Überarbeitung ist notwendig

Es kommt nicht von ungefähr, dass dieser Vorschlag von einem extrem rechts gerichteten, mit dem Europagedanken keineswegs emotional verbundenen ehemaligen Kommissar, dem Niederländer Bolkestein, stammt. Viele von uns, mich eingeschlossen, haben in den Reden im Europäischen Parlament immer wieder an Kommissionspräsident Barroso appelliert, die vorliegende Dienstleistungsrichtlinie zu überarbeiten und neue Gedanken einzubringen.
Nun ist tatsächlich das Parlament am Wort, und wir werden in den nächsten Wochen – in der eigenen Fraktion, aber auch mit den Kolleginnen und Kollegen der anderen Fraktionen – beraten, wie wir wesentliche Veränderungen und Verbesserungen vornehmen können. Eine sozialdemokratische Kollegin aus Deutschland ist die zuständige Berichterstatterin.

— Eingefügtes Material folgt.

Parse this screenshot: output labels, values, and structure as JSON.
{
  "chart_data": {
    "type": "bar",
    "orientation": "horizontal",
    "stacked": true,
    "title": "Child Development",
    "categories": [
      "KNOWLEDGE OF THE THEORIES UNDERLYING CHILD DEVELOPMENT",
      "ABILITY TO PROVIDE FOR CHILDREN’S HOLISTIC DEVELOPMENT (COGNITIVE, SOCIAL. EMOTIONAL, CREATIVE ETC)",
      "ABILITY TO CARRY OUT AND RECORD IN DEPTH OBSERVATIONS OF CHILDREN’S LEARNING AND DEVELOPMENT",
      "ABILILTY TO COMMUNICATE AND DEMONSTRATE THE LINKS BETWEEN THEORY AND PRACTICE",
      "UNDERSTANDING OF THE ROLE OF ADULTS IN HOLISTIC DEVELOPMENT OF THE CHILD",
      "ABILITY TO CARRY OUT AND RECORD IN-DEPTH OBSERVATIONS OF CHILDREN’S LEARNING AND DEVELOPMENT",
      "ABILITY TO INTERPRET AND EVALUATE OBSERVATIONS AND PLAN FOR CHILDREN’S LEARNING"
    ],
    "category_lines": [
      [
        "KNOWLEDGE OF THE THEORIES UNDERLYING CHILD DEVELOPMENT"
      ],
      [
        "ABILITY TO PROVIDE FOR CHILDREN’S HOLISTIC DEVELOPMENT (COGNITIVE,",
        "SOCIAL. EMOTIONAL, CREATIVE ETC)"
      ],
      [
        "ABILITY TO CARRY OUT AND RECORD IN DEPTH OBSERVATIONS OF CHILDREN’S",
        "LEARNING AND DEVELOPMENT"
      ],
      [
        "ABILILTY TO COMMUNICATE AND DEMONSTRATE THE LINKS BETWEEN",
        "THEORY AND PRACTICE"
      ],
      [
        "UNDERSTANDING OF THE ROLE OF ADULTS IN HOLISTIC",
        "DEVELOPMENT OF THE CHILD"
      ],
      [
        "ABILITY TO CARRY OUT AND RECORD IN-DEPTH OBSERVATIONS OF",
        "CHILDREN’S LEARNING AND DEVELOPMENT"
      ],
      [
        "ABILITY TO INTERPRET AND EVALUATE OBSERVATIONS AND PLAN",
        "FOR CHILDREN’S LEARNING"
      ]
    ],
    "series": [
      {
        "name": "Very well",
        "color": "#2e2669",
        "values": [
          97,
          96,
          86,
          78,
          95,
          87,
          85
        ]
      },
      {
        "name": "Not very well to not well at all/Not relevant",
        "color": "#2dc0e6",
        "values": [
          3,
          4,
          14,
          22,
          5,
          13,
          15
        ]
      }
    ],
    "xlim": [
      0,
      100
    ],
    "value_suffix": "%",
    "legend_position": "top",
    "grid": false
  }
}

Europäisches Projekt darf nicht gefährdet werden

Wir müssen mit aller Kraft dafür sorgen, dass diese auch von vielen NGOs und privaten Gruppen kritisierte Richtlinie nicht in ihrer jetzigen Form umgesetzt wird. Nochmals: Es geht nicht darum, dass es im Dienstleistungsbereich keinen gemeinsamen Markt geben darf – wir wollen nicht dem Protektionismus huldigen.
Aber es geht sehr wohl darum, dass wir eine vernünftige Regelung herbeiführen, die das in vielen Ländern erreichte hohe Konsumentenschutz- und Arbeitsrechtniveau gewährleistet. Der Wohlfahrtsstaat darf nicht zerstört werden. Was wir brauchen, sind Anpassungen und Umstrukturierungen. Und diese müssen mit Augenmaß durchgeführt werden, um die Zustimmung zum Europäischen Projekt nicht insgesamt zu gefährden.
Zweifellos müssen dabei auch die grundsätzlichen rechte unserer Nachbarn gewahrt werden. Ein Leitartikel in der franzöischen Zeitung „Le Monde“ hat es auf den Punkt gebracht: „Man kann nicht den osteuropäischen Mitgliedsländern einerseits untersagen, Kapital und Investitionen anzulocken und andererseits den Arbeitnehmern die Zuwanderung und den Unternehmern das Anbieten von Dienstleistungen untersagen.“ Und dann weigern sich die reichen Mitgliedsländer noch, das EU-Budget ausreichend zu finanzieren! Auch das würde das europäische Projekt gefährden.